Wohin diese Entwicklung geführt hat machte das Jahr 2007 auf schmerzliche weise deutlich. Mehrere Negativmeldungen (u. a. AIG und Lehman-Pleite) resultierten in massiven Kursverlusten aller Werte. Für einen „menschlichen“ Händler wäre der Grund schnell klar gewesen, ein Computer hingegen sah aufgrund seiner Programmierung „ Verkaufssignale “. Da ein Computer nun in der Lage ist in Millisekunden große Operationen (auch Transaktionen) durchzuführen, verursachte die schiere Masse an Computertransaktionen einen Kaskadeneffekt nach unten. Dieser Kaskadeneffekt war so stark, dass selbst „gesunde“ Unternehmen in eine gefährliche Schieflage gerieten.

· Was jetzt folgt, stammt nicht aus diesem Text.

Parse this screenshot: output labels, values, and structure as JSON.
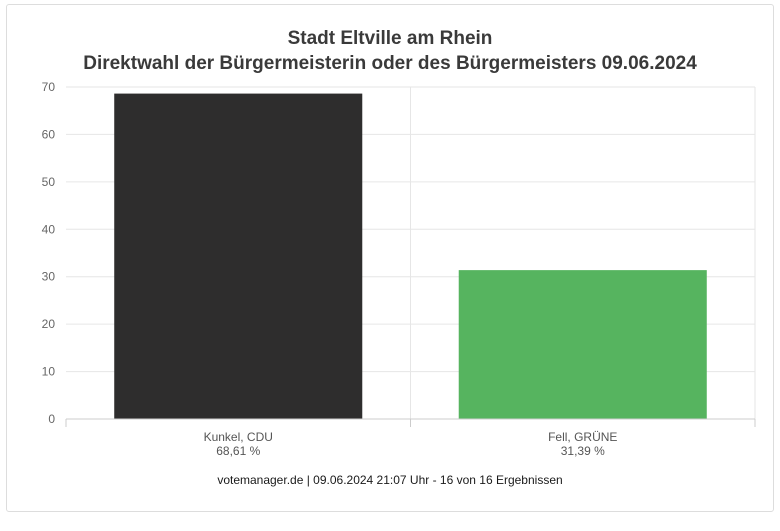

Fazit des Ganzen ist, eine Finanzmarkttransaktionssteuer macht Sinn, wenn sie so gering gewählt ist, dass sich der Computerhandel (sekundenschneller Handel) nicht mehr lohnt bzw. ein Mensch das Geschäft genauso effizient durchführen kann. Eine weitere Voraussetzung ist, dass alle großen Industrieländer und Märkte, wie Japan, USA, BRIC-Staaten „mitmachen“. Der europäische Alleingang kann maximal der Anfang sein, sollten die Europäer Einzelgänger bleiben ist diese Sache zum Scheitern verurteilt. Der Grund ist relativ einfach erläutert zum Einen würde es keinen Druck auf die „Offshore-Märkte“ machen und es ebenfalls umzusetzen und zum Anderen würde es zu Kapitalumleitungen kommen. Denn die Anleger werden ihr Geld relativ schnell in die Länder bringen, in denen sie die Steuer nicht entrichten müssen. Dieses Umgeleitete Kapital würde dann in Europa zu einer Verschärfung der wirtschaftlichen Situation führen. Die dritte und letzte Bedingung ist, die Steuer muss so gewählt sein, dass sie den kurzfristigen Börsenhandel nicht zum Erliegen bringt, weil sich der kurzfristige Handel nicht mehr lohnt. Hinsichtlich der Höhe würde m.E. eine weltweite Transaktionssteuer von max. 0,1% eine gute Diskussionsgrundlage darstellen.